Weird performance differences with RandomSampler/torch.randperm

bmenn · October 7, 2019, 6:21pm

Not sure what I am doing wrong but I have had some weird issues where if I use torch.utils.data.RandomSampler with torch.utils.data.DataLoader (i.e. DataLoader(shuffle=True)) I get dramatically different F1 scores when I load identical data from different locations. One location is a local drive and the other is a NFS drive. Both locations contain exactly the same files when checked with md5sum over each one. I found that if I create my own version of RandomSampler (below) I no longer see the difference in performance. I think the issue might be with randperm if my code is correct (the issue exists on both CPU and GPU).

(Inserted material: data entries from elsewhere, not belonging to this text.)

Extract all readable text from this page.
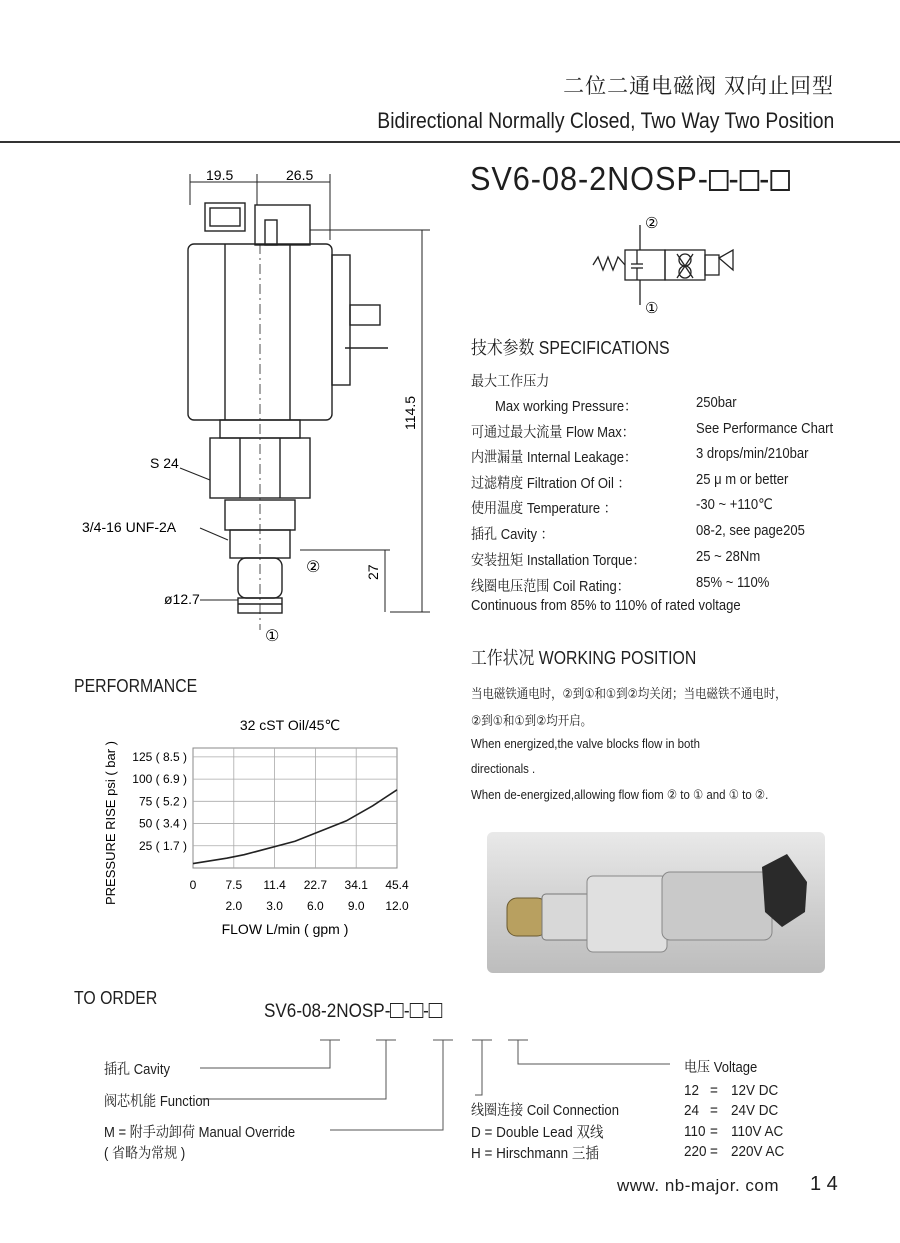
二位二通电磁阀 双向止回型
Bidirectional Normally Closed, Two Way Two Position
SV6-08-2NOSP- - -
19.5	26.5
114.5
27
S 24
3/4-16 UNF-2A
ø12.7
②
①
②
①
技术参数 SPECIFICATIONS
最大工作压力
Max working Pressure：	250bar
可通过最大流量 Flow Max：	See Performance Chart
内泄漏量 Internal Leakage：	3 drops/min/210bar
过滤精度 Filtration Of Oil ：	25 μ m or better
使用温度 Temperature ：	-30 ~ +110℃
插孔 Cavity ：	08-2, see page205
安装扭矩 Installation Torque：	25 ~ 28Nm
线圈电压范围 Coil Rating：	85% ~ 110%
Continuous from 85% to 110% of rated voltage
工作状况 WORKING POSITION
当电磁铁通电时，②到①和①到②均关闭；当电磁铁不通电时，
②到①和①到②均开启。
When energized,the valve blocks flow in both
directionals .
When de-energized,allowing flow fiom ② to ① and ① to ②.
PERFORMANCE
25 ( 1.7 )
50 ( 3.4 )
75 ( 5.2 )
100 ( 6.9 )
125 ( 8.5 )
0 7.5
2.0
11.4
3.0
22.7
6.0
34.1
9.0
45.4
12.0
32 cST Oil/45℃
FLOW L/min ( gpm )
PRESSURE RISE psi ( bar )
TO ORDER
SV6-08-2NOSP- - -
插孔 Cavity
阀芯机能 Function
M = 附手动卸荷 Manual Override
( 省略为常规 )
线圈连接 Coil Connection
D = Double Lead 双线
H = Hirschmann 三插
电压 Voltage
12 = 12V DC
24 = 24V DC
110 = 110V AC
220 = 220V AC
www. nb-major. com 1 4
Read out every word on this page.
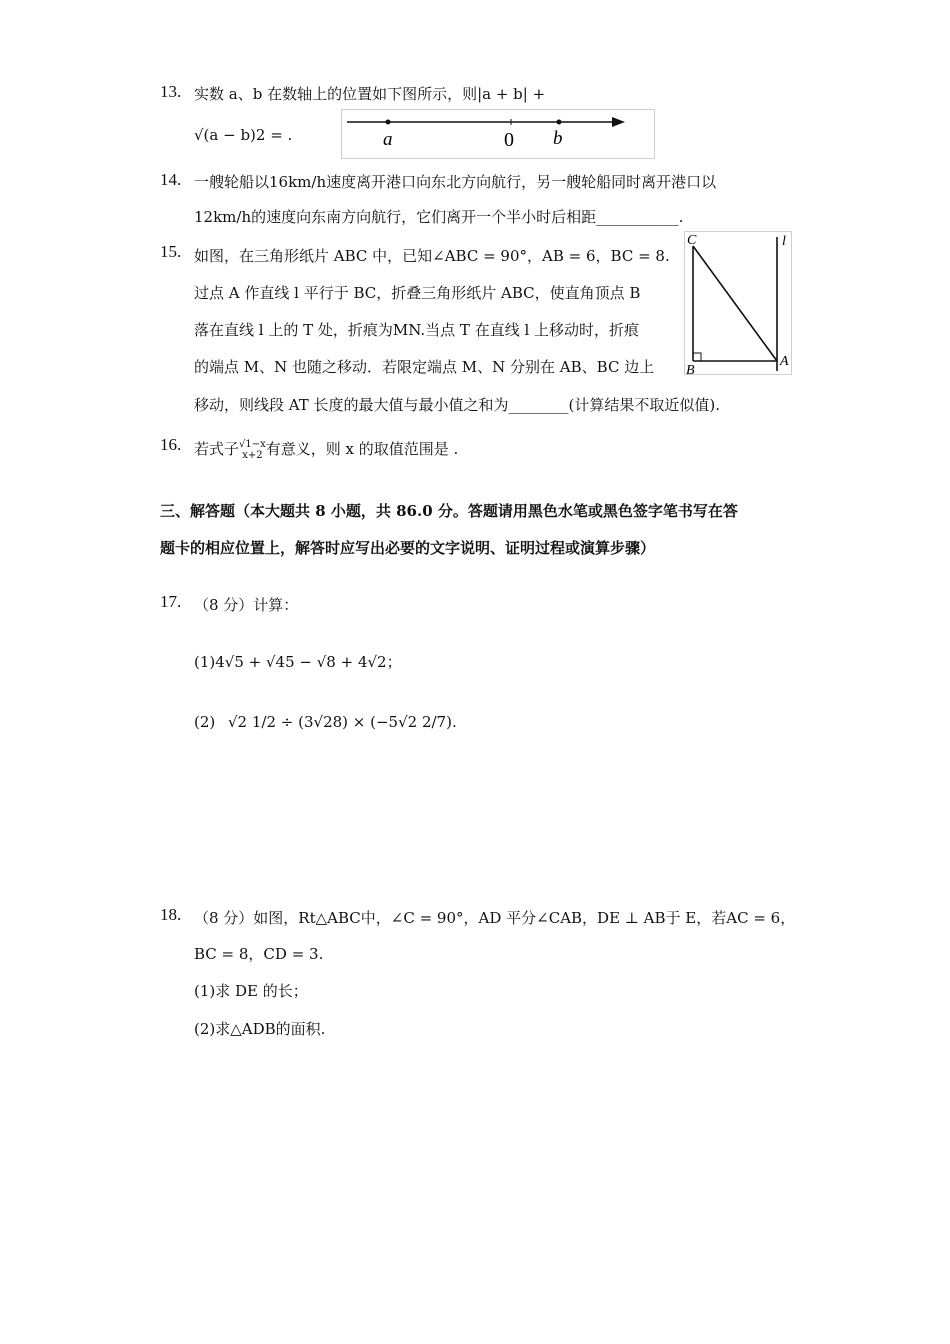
13. 实数 a、b 在数轴上的位置如下图所示，则|a + b| +
√(a − b)2 = .	a	0 b
14. 一艘轮船以16km/h速度离开港口向东北方向航行，另一艘轮船同时离开港口以
12km/h的速度向东南方向航行，它们离开一个半小时后相距___________.
15. 如图，在三角形纸片 ABC 中，已知∠ABC = 90°，AB = 6，BC = 8.
过点 A 作直线 l 平行于 BC，折叠三角形纸片 ABC，使直角顶点 B
落在直线 l 上的 T 处，折痕为MN.当点 T 在直线 l 上移动时，折痕
的端点 M、N 也随之移动．若限定端点 M、N 分别在 AB、BC 边上
移动，则线段 AT 长度的最大值与最小值之和为________(计算结果不取近似值).
C	l
B
A
16. 若式子 √1−x
x+2 有意义，则 x 的取值范围是 .
三、解答题（本大题共 8 小题，共 86.0 分。答题请用黑色水笔或黑色签字笔书写在答
题卡的相应位置上，解答时应写出必要的文字说明、证明过程或演算步骤）
17. （8 分）计算：
(1)4√5 + √45 − √8 + 4√2；
(2) √2 1/2 ÷ (3√28) × (−5√2 2/7).
18. （8 分）如图，Rt△ABC中，∠C = 90°，AD 平分∠CAB，DE ⊥ AB于 E，若AC = 6，
BC = 8，CD = 3.
(1)求 DE 的长；
(2)求△ADB的面积.
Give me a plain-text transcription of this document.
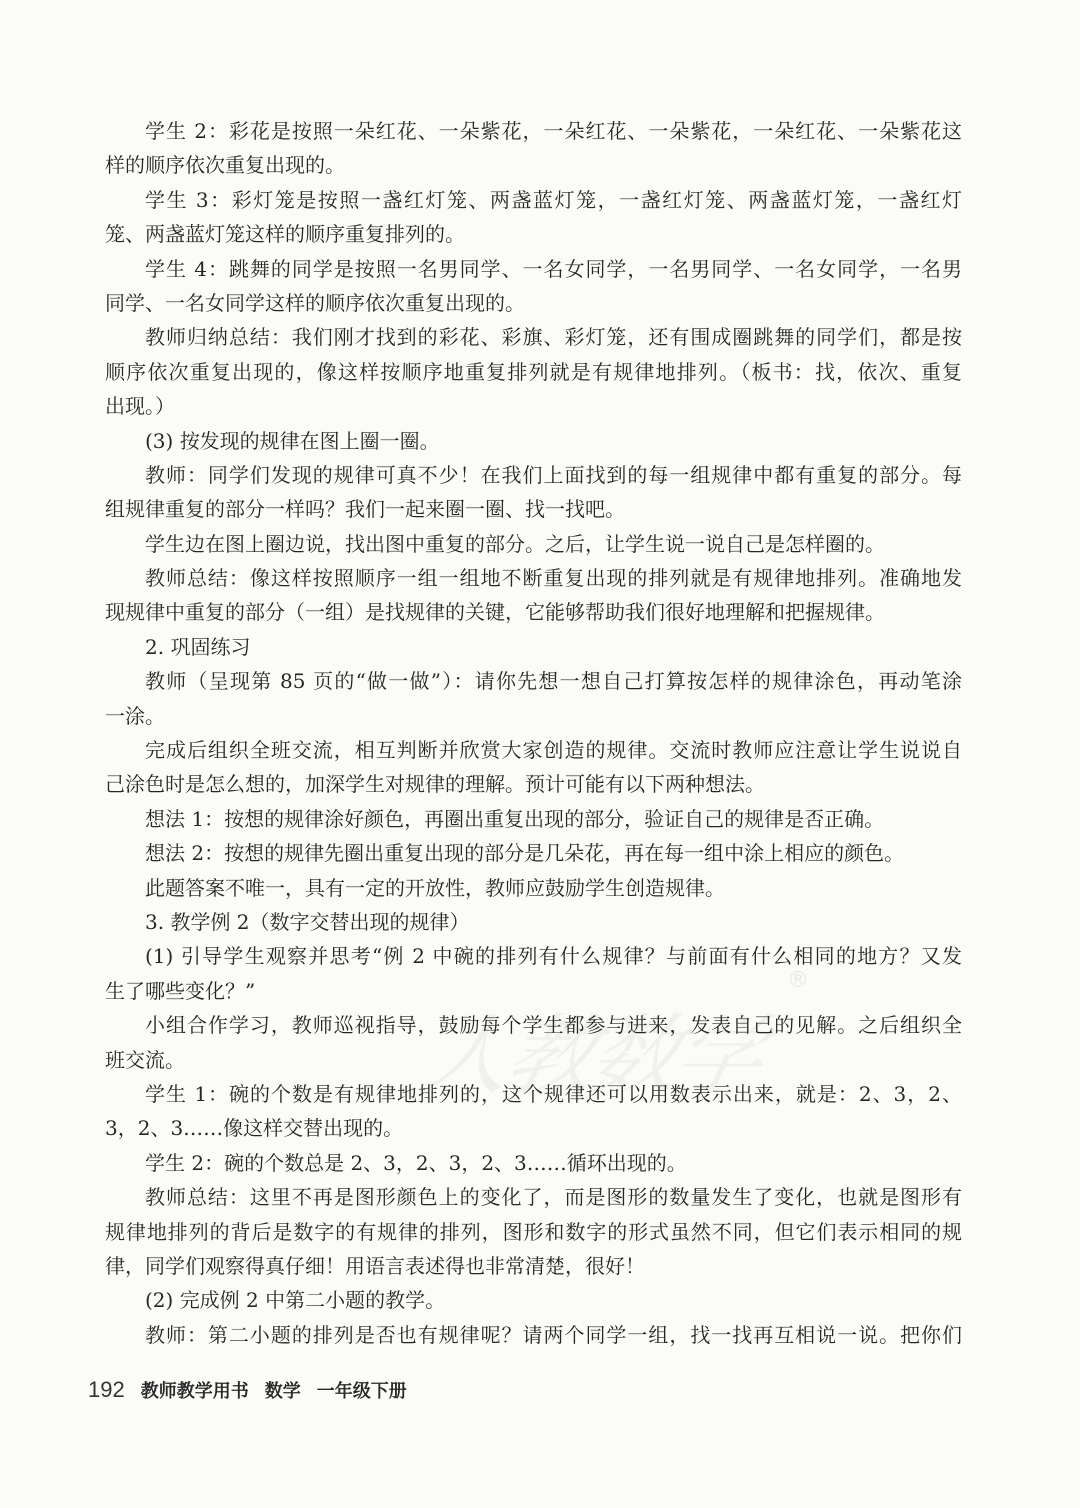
®
学生 2：彩花是按照一朵红花、一朵紫花，一朵红花、一朵紫花，一朵红花、一朵紫花这
样的顺序依次重复出现的。
学生 3：彩灯笼是按照一盏红灯笼、两盏蓝灯笼，一盏红灯笼、两盏蓝灯笼，一盏红灯
笼、两盏蓝灯笼这样的顺序重复排列的。
学生 4：跳舞的同学是按照一名男同学、一名女同学，一名男同学、一名女同学，一名男
同学、一名女同学这样的顺序依次重复出现的。
教师归纳总结：我们刚才找到的彩花、彩旗、彩灯笼，还有围成圈跳舞的同学们，都是按
顺序依次重复出现的，像这样按顺序地重复排列就是有规律地排列。（板书：找，依次、重复
出现。）
(3) 按发现的规律在图上圈一圈。
教师：同学们发现的规律可真不少！在我们上面找到的每一组规律中都有重复的部分。每
组规律重复的部分一样吗？我们一起来圈一圈、找一找吧。
学生边在图上圈边说，找出图中重复的部分。之后，让学生说一说自己是怎样圈的。
教师总结：像这样按照顺序一组一组地不断重复出现的排列就是有规律地排列。准确地发
现规律中重复的部分（一组）是找规律的关键，它能够帮助我们很好地理解和把握规律。
2. 巩固练习
教师（呈现第 85 页的“做一做”）：请你先想一想自己打算按怎样的规律涂色，再动笔涂
一涂。
完成后组织全班交流，相互判断并欣赏大家创造的规律。交流时教师应注意让学生说说自
己涂色时是怎么想的，加深学生对规律的理解。预计可能有以下两种想法。
想法 1：按想的规律涂好颜色，再圈出重复出现的部分，验证自己的规律是否正确。
想法 2：按想的规律先圈出重复出现的部分是几朵花，再在每一组中涂上相应的颜色。
此题答案不唯一，具有一定的开放性，教师应鼓励学生创造规律。
3. 教学例 2（数字交替出现的规律）
(1) 引导学生观察并思考“例 2 中碗的排列有什么规律？与前面有什么相同的地方？又发
生了哪些变化？”
小组合作学习，教师巡视指导，鼓励每个学生都参与进来，发表自己的见解。之后组织全
班交流。
学生 1：碗的个数是有规律地排列的，这个规律还可以用数表示出来，就是：2、3，2、
3，2、3……像这样交替出现的。
学生 2：碗的个数总是 2、3，2、3，2、3……循环出现的。
教师总结：这里不再是图形颜色上的变化了，而是图形的数量发生了变化，也就是图形有
规律地排列的背后是数字的有规律的排列，图形和数字的形式虽然不同，但它们表示相同的规
律，同学们观察得真仔细！用语言表述得也非常清楚，很好！
(2) 完成例 2 中第二小题的教学。
教师：第二小题的排列是否也有规律呢？请两个同学一组，找一找再互相说一说。把你们
192 教师教学用书 数学 一年级下册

class RandomSampler(torch.utils.data.RandomSampler):
    def __iter__(self):
        n = len(self.data_source)
        if self.replacement:
            return iter(np.random.randomint(0, n, size=n).tolist())
        arr = np.arange(n)
        np.random.shuffle(arr)
        return iter(arr.tolist())

I would post a minimal working example here but not sure how to reduce my working code (dataset is >1GB as well) to reproduce.

ptrblck · October 8, 2019, 1:20am

Is this effect reproducible, i.e. how many times have you trained your model from the local drive and the NFS drive?

bmenn · October 8, 2019, 3:15pm

I’ve been able to reproduce it dozens of times now (took me a long time to figure out this was the difference). Very puzzled as to why.